Continuano i guai per ChatGPT, il chatbot creato da OpenAI. Dopo l’eliminazione dall’Italia e altri paesi preoccupati sul discorso privacy, come Francia, Irlanda, Germania e Canada, ora l’intelligenza artificiale generativa potrebbe finire davanti al giudice e non, come è già capitato di vedere, nei panni dell’avvocato ma in quelli dell’imputato.
Perché ChatGPT rischia il tribunale?
Secondo quanto riporta Ansa, ChatGPT, e nello specifico la casa madre OpenAI sono stati richiamati, per ora, da un avvocato e rischiano dunque di finire in processo. Il motivo? Sembra che l’AI generativa abbia diffuso un’informazione falsa e per questo potrebbe essere citata in giudizio per diffamazione.

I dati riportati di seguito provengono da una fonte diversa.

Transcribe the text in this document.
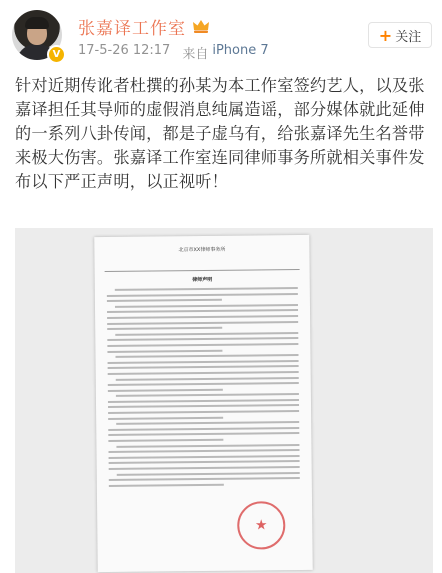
V
张嘉译工作室
17-5-26 12:17 来自 iPhone 7
+ 关注
针对近期传讹者杜撰的孙某为本工作室签约艺人，以及张嘉译担任其导师的虚假消息纯属造谣，部分媒体就此延伸的一系列八卦传闻，都是子虚乌有，给张嘉译先生名誉带来极大伤害。张嘉译工作室连同律师事务所就相关事件发布以下严正声明，以正视听！
北京市XX律师事务所
律师声明
★
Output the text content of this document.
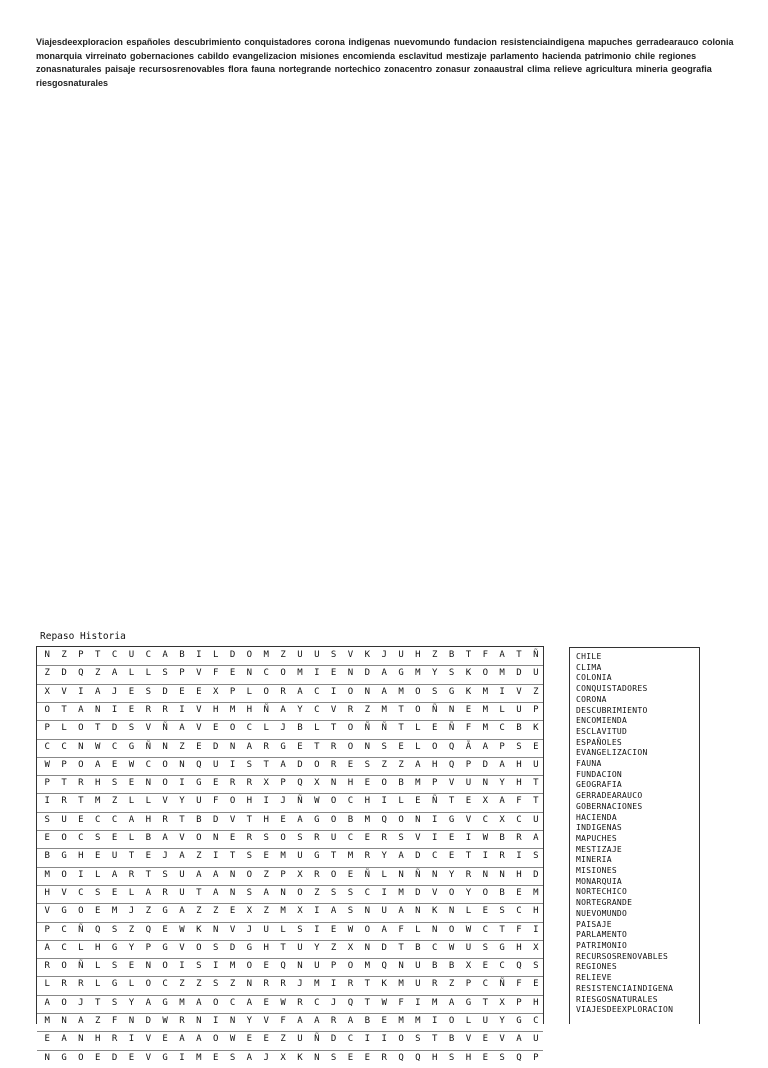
Viajesdeexploracion españoles descubrimiento conquistadores corona indigenas nuevomundo fundacion resistenciaindigena mapuches gerradearauco colonia monarquia virreinato gobernaciones cabildo evangelizacion misiones encomienda esclavitud mestizaje parlamento hacienda patrimonio chile regiones zonasnaturales paisaje recursosrenovables flora fauna nortegrande nortechico zonacentro zonasur zonaaustral clima relieve agricultura mineria geografia riesgosnaturales
Repaso Historia
N	Z	P	T	C	U	C	A	B	I	L	D	O	M	Z	U	U	S	V	K	J	U	H	Z	B	T	F	A	T	Ñ
Z	D	Q	Z	A	L	L	S	P	V	F	E	N	C	O	M	I	E	N	D	A	G	M	Y	S	K	O	M	D	U
X	V	I	A	J	E	S	D	E	E	X	P	L	O	R	A	C	I	O	N	A	M	O	S	G	K	M	I	V	Z
O	T	A	N	I	E	R	R	I	V	H	M	H	Ñ	A	Y	C	V	R	Z	M	T	O	Ñ	N	E	M	L	U	P
P	L	O	T	D	S	V	Ñ	A	V	E	O	C	L	J	B	L	T	O	Ñ	Ñ	T	L	E	Ñ	F	M	C	B	K
C	C	N	W	C	G	Ñ	N	Z	E	D	N	A	R	G	E	T	R	O	N	S	E	L	O	Q	Ã	A	P	S	E
W	P	O	A	E	W	C	O	N	Q	U	I	S	T	A	D	O	R	E	S	Z	Z	A	H	Q	P	D	A	H	U
P	T	R	H	S	E	N	O	I	G	E	R	R	X	P	Q	X	N	H	E	O	B	M	P	V	U	N	Y	H	T
I	R	T	M	Z	L	L	V	Y	U	F	O	H	I	J	Ñ	W	O	C	H	I	L	E	Ñ	T	E	X	A	F	T
S	U	E	C	C	A	H	R	T	B	D	V	T	H	E	A	G	O	B	M	Q	O	N	I	G	V	C	X	C	U
E	O	C	S	E	L	B	A	V	O	N	E	R	S	O	S	R	U	C	E	R	S	V	I	E	I	W	B	R	A
B	G	H	E	U	T	E	J	A	Z	I	T	S	E	M	U	G	T	M	R	Y	A	D	C	E	T	I	R	I	S
M	O	I	L	A	R	T	S	U	A	A	N	O	Z	P	X	R	O	E	Ñ	L	N	Ñ	N	Y	R	N	N	H	D
H	V	C	S	E	L	A	R	U	T	A	N	S	A	N	O	Z	S	S	C	I	M	D	V	O	Y	O	B	E	M
V	G	O	E	M	J	Z	G	A	Z	Z	E	X	Z	M	X	I	A	S	N	U	A	N	K	N	L	E	S	C	H
P	C	Ñ	Q	S	Z	Q	E	W	K	N	V	J	U	L	S	I	E	W	O	A	F	L	N	O	W	C	T	F	I
A	C	L	H	G	Y	P	G	V	O	S	D	G	H	T	U	Y	Z	X	N	D	T	B	C	W	U	S	G	H	X
R	O	Ñ	L	S	E	N	O	I	S	I	M	O	E	Q	N	U	P	O	M	Q	N	U	B	B	X	E	C	Q	S
L	R	R	L	G	L	O	C	Z	Z	S	Z	N	R	R	J	M	I	R	T	K	M	U	R	Z	P	C	Ñ	F	E
A	O	J	T	S	Y	A	G	M	A	O	C	A	E	W	R	C	J	Q	T	W	F	I	M	A	G	T	X	P	H
M	N	A	Z	F	N	D	W	R	N	I	N	Y	V	F	A	A	R	A	B	E	M	M	I	O	L	U	Y	G	C
E	A	N	H	R	I	V	E	A	A	O	W	E	E	Z	U	Ñ	D	C	I	I	O	S	T	B	V	E	V	A	U
N	G	O	E	D	E	V	G	I	M	E	S	A	J	X	K	N	S	E	E	R	Q	Q	H	S	H	E	S	Q	P
CHILE
CLIMA
COLONIA
CONQUISTADORES
CORONA
DESCUBRIMIENTO
ENCOMIENDA
ESCLAVITUD
ESPAÑOLES
EVANGELIZACION
FAUNA
FUNDACION
GEOGRAFIA
GERRADEARAUCO
GOBERNACIONES
HACIENDA
INDIGENAS
MAPUCHES
MESTIZAJE
MINERIA
MISIONES
MONARQUIA
NORTECHICO
NORTEGRANDE
NUEVOMUNDO
PAISAJE
PARLAMENTO
PATRIMONIO
RECURSOSRENOVABLES
REGIONES
RELIEVE
RESISTENCIAINDIGENA
RIESGOSNATURALES
VIAJESDEEXPLORACION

Nello specifico il chatbot avrebbe affermato che l’appena eletto sindaco di una cittadina di Melbourne, abbia avuto una pena detentiva per corruzione che, in realtà, non è mai avvenuta. L’unico fattore comune che hanno il sindaco e la pena, e che potrebbe aver imbrogliato il chatbot, è il fatto che il primo ha lavorato nella filiale della Reserve Bank of Australia che, nei primi anni 2000, fece scandalo per corruzione.
Secondo quanto si legge il sindaco ha intimato, tramite i sui legali, ad OpenAI di correggere l’errore. Ad oggi, però , non vi è stata alcuna risposta. Se la situazione non cambierà l’intelligenza artificiale dovrà risponderne in giudizio.
“Sarebbe potenzialmente un momento storico, perché la legge sulla diffamazione verrebbe applicata ad una nuova area dell’intelligenza artificiale” ha detto a Reuters, James Naughton, partner dello studio legale di Hood, Gordon Legal. “È un funzionario eletto, la reputazione è fondamentale per il suo ruolo. Quindi per lui fa molta differenza se le persone possono accedere a tali informazioni, liberamente”.